Andrew Sill, Chairman of BMCC
Andrew Sill, Chairman of BMCC

Focused on providing tailored assistance to the new investors in Malaysia, the British-Malaysian Chamber of Commerce (BMCC) ensures that every new company is instantly assimilated in the dynamic business network consisting of British and European investors and local companies. Andrew Sill, the Chairman of BMCC, discusses the bilateral relations between the countries, highlighting the investment incentives of Malaysia.

European Times: Please elaborate on the political and economic relations between the UK and Malaysia.

Andrew Sill: The UK and Malaysia has nurtured strong bilateral relations for over 50 years, noting many similarities in the governmental, legal and education systems, which create understanding, trust and a fertile business outlook between the two countries.

Considering the future perspectives, the promotion of London as the Islamic banking centre of Europe, deepens the connection between the two countries, considering that Malaysia tends to position itself as the Islamic banking centre for Asia. Additionally, the development of Halal food parks and distribution centres in the UK, and the UK investments in education facilities in Malaysia, complements the broadening of the bilateral relations between the countries.

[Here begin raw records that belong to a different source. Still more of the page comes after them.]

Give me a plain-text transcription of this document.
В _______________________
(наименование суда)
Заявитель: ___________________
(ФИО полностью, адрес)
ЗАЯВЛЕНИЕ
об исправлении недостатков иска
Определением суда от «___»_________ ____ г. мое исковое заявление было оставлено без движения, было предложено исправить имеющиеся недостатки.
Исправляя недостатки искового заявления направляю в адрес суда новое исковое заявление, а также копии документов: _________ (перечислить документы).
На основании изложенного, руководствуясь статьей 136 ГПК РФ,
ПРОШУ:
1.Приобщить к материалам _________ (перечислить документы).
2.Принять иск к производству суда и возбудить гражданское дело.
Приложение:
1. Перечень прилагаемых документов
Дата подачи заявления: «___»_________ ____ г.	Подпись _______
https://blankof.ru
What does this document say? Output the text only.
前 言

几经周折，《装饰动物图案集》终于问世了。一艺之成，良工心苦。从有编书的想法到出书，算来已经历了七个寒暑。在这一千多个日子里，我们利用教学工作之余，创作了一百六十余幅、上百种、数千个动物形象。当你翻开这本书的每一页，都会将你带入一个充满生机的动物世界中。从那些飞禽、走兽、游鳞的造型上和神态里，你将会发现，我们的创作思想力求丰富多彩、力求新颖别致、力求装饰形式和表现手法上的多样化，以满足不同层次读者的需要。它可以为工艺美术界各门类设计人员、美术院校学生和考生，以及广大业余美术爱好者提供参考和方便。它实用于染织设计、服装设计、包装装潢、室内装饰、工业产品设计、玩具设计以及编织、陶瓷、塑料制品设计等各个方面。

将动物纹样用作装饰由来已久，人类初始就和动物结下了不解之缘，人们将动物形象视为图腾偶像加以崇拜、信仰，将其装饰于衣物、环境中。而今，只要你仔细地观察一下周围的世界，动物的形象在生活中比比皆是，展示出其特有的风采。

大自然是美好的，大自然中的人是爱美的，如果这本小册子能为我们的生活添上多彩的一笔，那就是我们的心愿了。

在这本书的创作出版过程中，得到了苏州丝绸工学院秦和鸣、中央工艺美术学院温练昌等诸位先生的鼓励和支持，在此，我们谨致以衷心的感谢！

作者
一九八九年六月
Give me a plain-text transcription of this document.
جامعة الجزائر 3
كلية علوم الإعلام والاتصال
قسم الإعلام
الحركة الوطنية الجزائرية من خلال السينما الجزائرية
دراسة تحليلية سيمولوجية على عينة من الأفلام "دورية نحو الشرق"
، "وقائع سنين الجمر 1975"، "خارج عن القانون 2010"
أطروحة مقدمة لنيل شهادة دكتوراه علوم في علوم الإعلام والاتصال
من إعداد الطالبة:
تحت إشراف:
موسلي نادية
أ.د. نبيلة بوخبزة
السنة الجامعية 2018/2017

European Times: What are the specific areas of interest for the UK investors in Malaysia?

Andrew Sill: The large amount of UK institutions that set up operations in Malaysia, coupled with Malaysia’s central position in ASEAN, create increased investment interest in education. In this context, the University of Nottingham & Harriot Watt University built campuses near Kuala Lumpur, and the Southampton, Reading and Newcastle Universities have invested in stand-alone campuses in Johor. The British schools have a long-lasting tradition in Malaysia as well, including Alice Smith, Epsom and Marlborough College.

Additionally, numerous flagship British companies are working in the financial sector, including HSBC, Standard Chartered Bank, Lloyds Register, Prudential and Rothschild, and the most successful British investors in the wider services and manufacturing sectors include companies such as Rolls Royce, BAE, Mott-MacDonald, Petrofac, Dyson, GSK, BP, Jardine and TESCO.

European Times: Why should foreign investors target Malaysia?

Andrew Sill: Malaysia offers a business-friendly environment supported by a professional and comprehensive approach of promotional agencies such as the Malaysia Investment Development Authority (MIDA) and Invest KL. The country is extensively investing in infrastructure projects, such as the new ports on the East Coast, the Melaka gateway and the high-speed rail link to Singapore, aiming to increase the connectivity of the region.

Additionally, an easily accessible and comprehensible package of incentives positions Malaysia high on the map in terms of foreign direct investment, which is complemented by the development of Multimedia Super Corridor (MSC) zones that strengthen the country’s position as a service location and a technology hub, the Belt and Road Initiative with China, and the development of duty-free trade zones. In terms of geographic location, Malaysia can be easily considered a regional ASEAN base for many companies that are interested in setting up manufacturing operations, and use the country as a distribution centre for a broader ASEAN initiative.